Summary
Starbucks Corporation's 2002 10-K filing highlights a period of significant expansion and brand development. The company continued to aggressively grow its retail footprint, opening 614 new Company-operated stores in fiscal year 2002, bringing the total to 3,496 in North America and 322 internationally. This retail expansion, which accounted for approximately 85% of net revenues, was complemented by growth in "Specialty Operations," encompassing channels like foodservice, licensing, grocery, and partnerships, which represented about 15% of net revenues. These operations leverage the Starbucks brand beyond its core retail stores and include ventures like the North American Coffee Partnership with Pepsi-Cola and the Starbucks Ice Cream Partnership with Dreyer's. The company emphasizes its commitment to product quality and the "Starbucks Experience" as key drivers of customer loyalty. Despite facing competition from various sources, including traditional restaurants, other coffee shops, and supermarkets selling whole bean coffee, Starbucks' strategy focuses on establishing itself as the leading brand in target markets. The company actively manages its coffee supply chain through long-term contracts and fixed-price purchase commitments to mitigate price volatility, particularly as world coffee prices reached historic lows during fiscal 2002. Management expressed confidence in the effectiveness of its disclosure controls and procedures.
Key Highlights
- 1Starbucks experienced robust retail expansion in fiscal year 2002, adding 614 new Company-operated stores, bringing the total to 3,496 in North America and 322 internationally.
- 2Specialty Operations, including licensing, foodservice, and partnerships, contributed approximately 15% of net revenues, demonstrating Starbucks' strategy to extend its brand reach beyond traditional retail.
- 3The company actively manages coffee supply chain risks by securing long-term, fixed-price contracts, especially relevant given historically low coffee prices in fiscal 2002.
- 4Product mix in retail stores was heavily weighted towards beverages (77%), followed by food items (13%), whole bean coffees (6%), and equipment/accessories (4%).

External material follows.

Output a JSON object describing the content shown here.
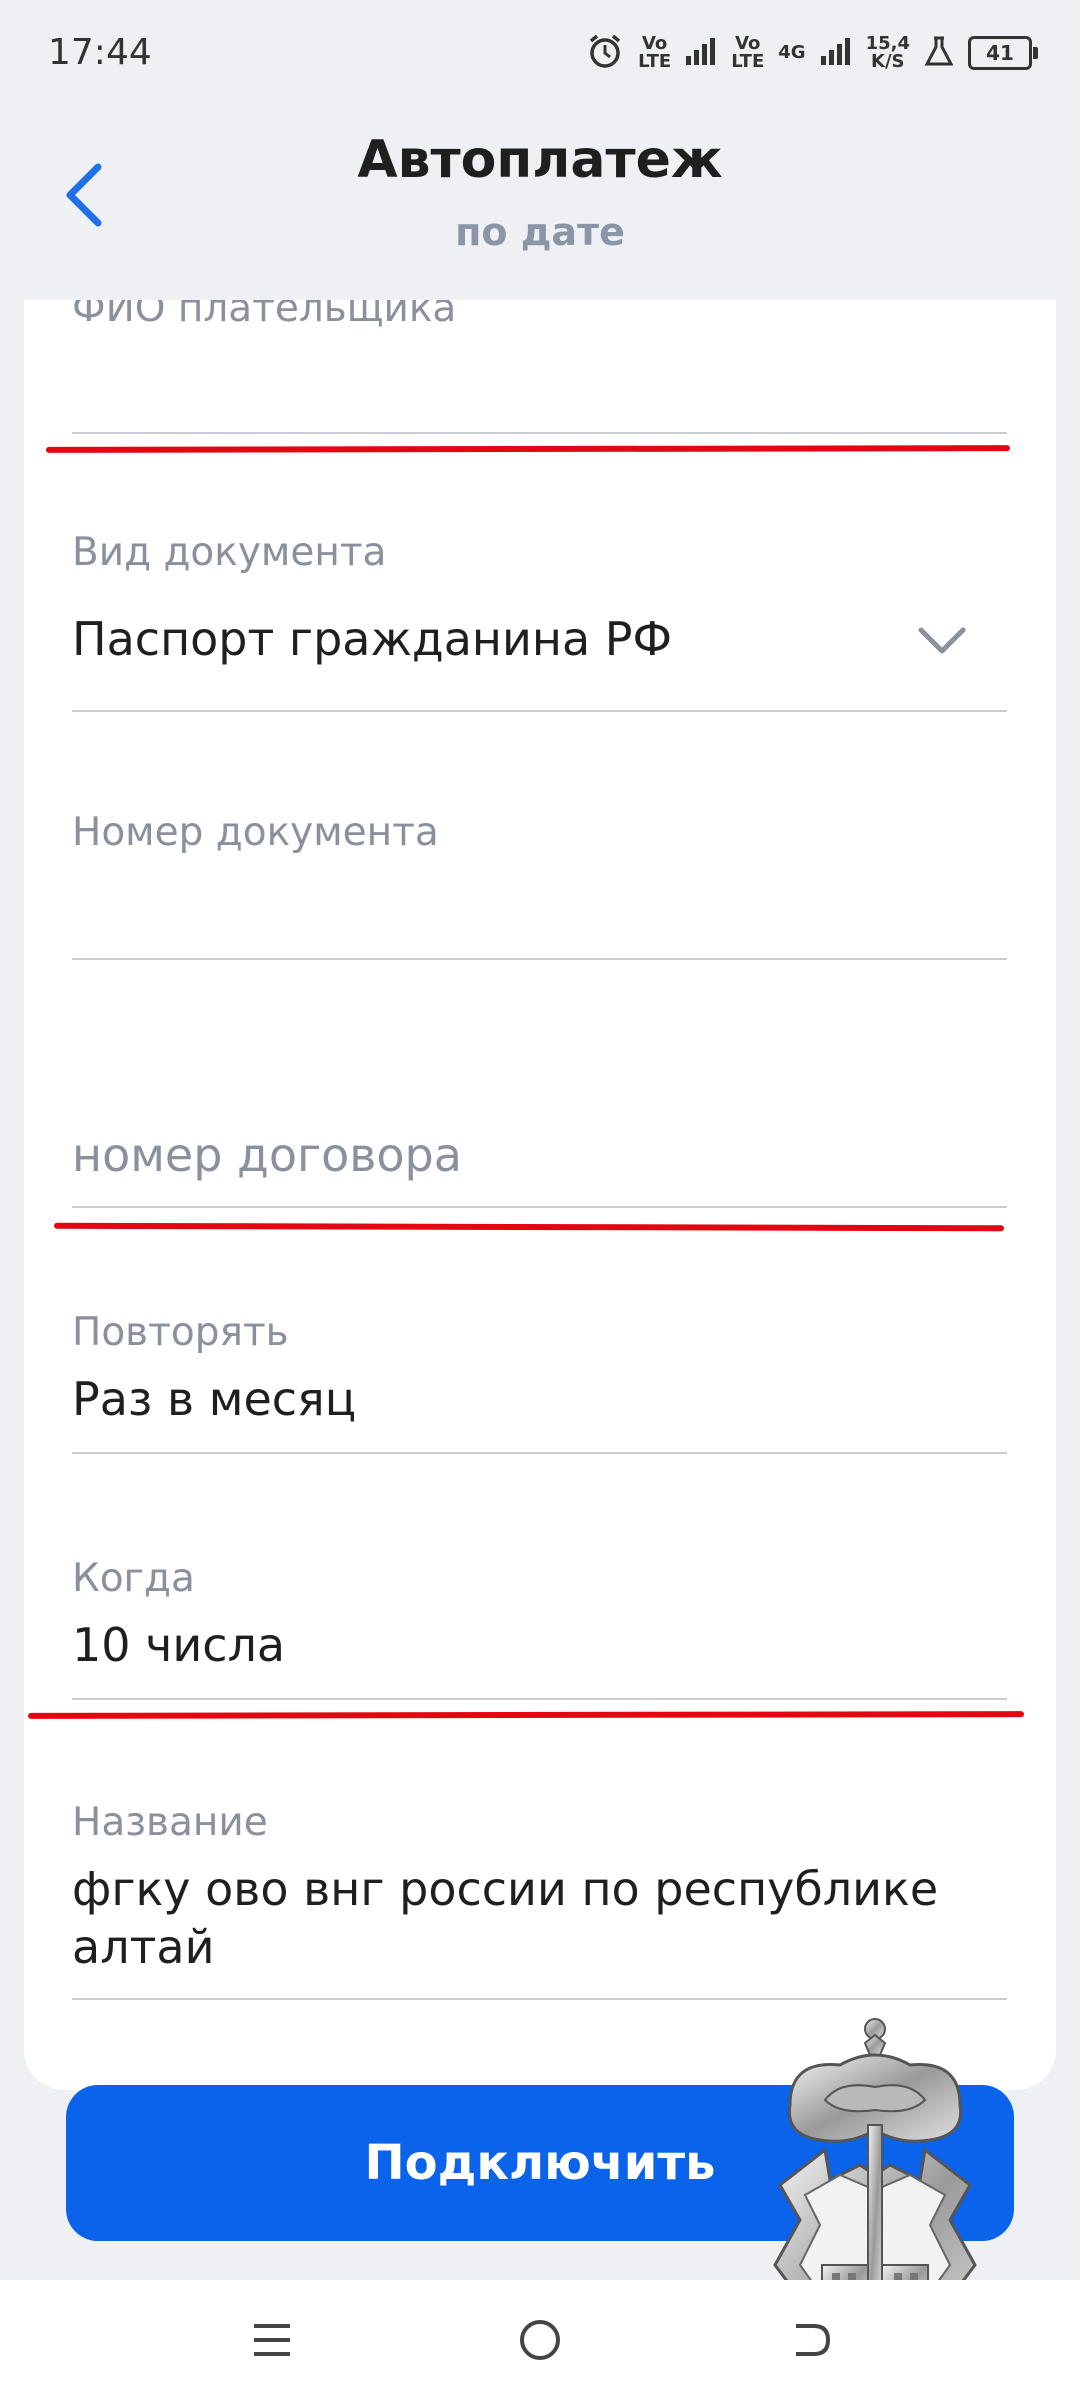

- 5International expansion continued with 294 new licensed international retail stores opened, including entry into new markets like Austria, Germany, and Mexico.
- 6The company reported a settlement for two class action lawsuits in California for $18.0 million, with claims expected to be paid in the second quarter of fiscal 2003.
- 7Research and development spending was approximately $3.6 million in fiscal 2002, focusing on new product development and process improvements.